Published: 24 June 2008



Sequence-based methods for phylogenetic reconstruction from (nucleic acid) sequence data are notoriously plagued by two effects: homoplasies and alignment errors. Large evolutionary distances imply a large number of homoplastic sites. As most protein-coding genes show dramatic variations in substitution rates that are not uncorrelated across the sequence, this often leads to a patchwork pattern of (i) phylogenetically informative and (ii) effectively randomized regions. In highly variable regions, furthermore, alignment errors accumulate resulting in sometimes misleading signals in phylogenetic reconstruction.

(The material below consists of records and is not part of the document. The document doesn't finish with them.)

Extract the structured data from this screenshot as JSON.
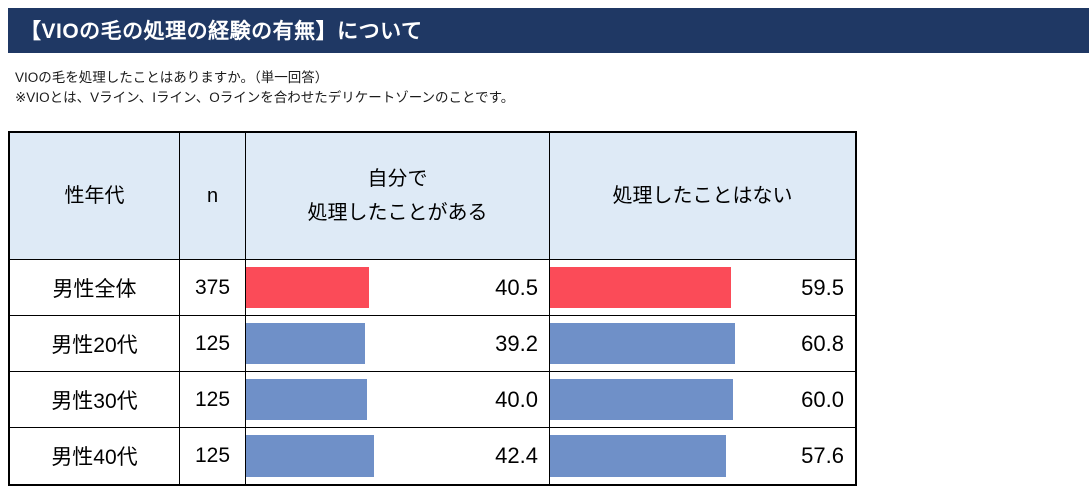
{
  "header": {
    "title": "【VIOの毛の処理の経験の有無】について"
  },
  "description": {
    "line1": "VIOの毛を処理したことはありますか。（単一回答）",
    "line2": "※VIOとは、Vライン、Iライン、Oラインを合わせたデリケートゾーンのことです。"
  },
  "colors": {
    "title_bar_bg": "#1F3864",
    "title_text": "#FFFFFF",
    "header_cell_bg": "#DEEAF6",
    "highlight_bar": "#FB4B58",
    "normal_bar": "#6F90C8",
    "border": "#000000"
  },
  "chart_data": {
    "type": "table",
    "title": "【VIOの毛の処理の経験の有無】について",
    "columns": [
      "性年代",
      "n",
      "自分で\n処理したことがある",
      "処理したことはない"
    ],
    "value_scale": {
      "min": 0,
      "max": 100,
      "unit": "%"
    },
    "rows": [
      {
        "label": "男性全体",
        "n": 375,
        "self_processed": 40.5,
        "never_processed": 59.5,
        "bar_color": "#FB4B58"
      },
      {
        "label": "男性20代",
        "n": 125,
        "self_processed": 39.2,
        "never_processed": 60.8,
        "bar_color": "#6F90C8"
      },
      {
        "label": "男性30代",
        "n": 125,
        "self_processed": 40.0,
        "never_processed": 60.0,
        "bar_color": "#6F90C8"
      },
      {
        "label": "男性40代",
        "n": 125,
        "self_processed": 42.4,
        "never_processed": 57.6,
        "bar_color": "#6F90C8"
      }
    ]
  }
}
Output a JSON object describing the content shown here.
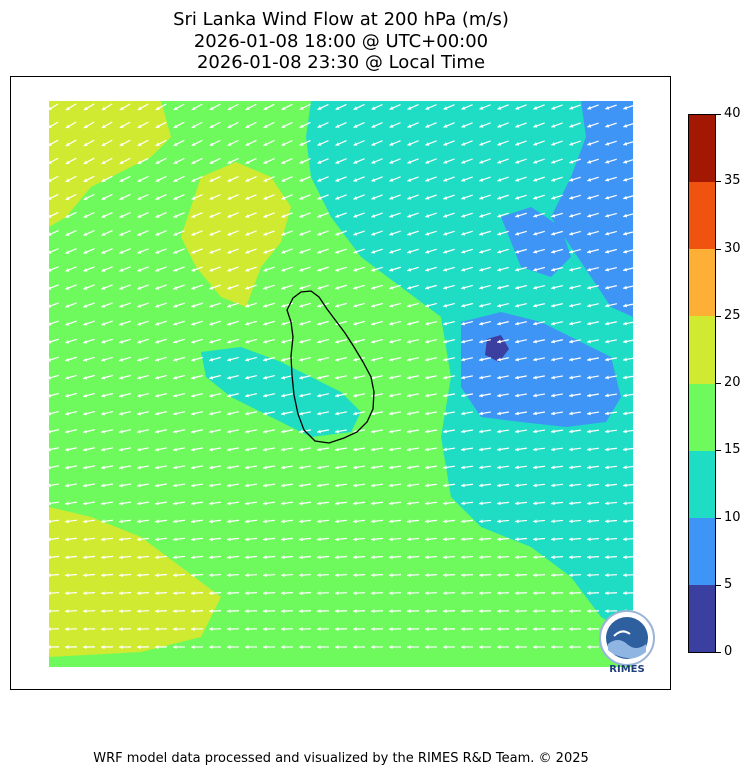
{
  "title": {
    "line1": "Sri Lanka Wind Flow at 200 hPa (m/s)",
    "line2": "2026-01-08 18:00 @ UTC+00:00",
    "line3": "2026-01-08 23:30 @ Local Time"
  },
  "colorbar": {
    "min": 0,
    "max": 40,
    "ticks": [
      "0",
      "5",
      "10",
      "15",
      "20",
      "25",
      "30",
      "35",
      "40"
    ],
    "bins": [
      {
        "from": 0,
        "to": 5,
        "color": "#3b3fa0"
      },
      {
        "from": 5,
        "to": 10,
        "color": "#3f95f5"
      },
      {
        "from": 10,
        "to": 15,
        "color": "#1fdcc4"
      },
      {
        "from": 15,
        "to": 20,
        "color": "#6efa5c"
      },
      {
        "from": 20,
        "to": 25,
        "color": "#cfea30"
      },
      {
        "from": 25,
        "to": 30,
        "color": "#fdaf36"
      },
      {
        "from": 30,
        "to": 35,
        "color": "#f0520f"
      },
      {
        "from": 35,
        "to": 40,
        "color": "#a31803"
      }
    ]
  },
  "map": {
    "field": "wind speed (m/s)",
    "vectors": "white wind arrows, mostly westward flow",
    "coastline": "Sri Lanka"
  },
  "logo": {
    "text": "RIMES"
  },
  "footer": "WRF model data processed and visualized by the RIMES R&D Team. © 2025"
}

We present here a method that, based on assessing the distribution of character states along a cyclic ordering of the taxa, allows the identification of phylogenetically uninformative homoplastic sites in a multiple sequence alignment. Removal of these sites appears to improve the performance of phylogenetic reconstruction algorithms as measured by various indices of "tree quality". In particular, we obtain more stable trees due to the exclusion of phylogenetically incompatible sites that most likely represent strongly randomized characters.


The computer program noisy implements this approach. It can be employed to improving phylogenetic reconstruction capability with quite a considerable success rate whenever (1) the average bootstrap support obtained from the original alignment is low, and (2) there are sufficiently many taxa in the data set – at least, say, 12 to 15 taxa. The software can be obtained under the GNU Public License from webcite.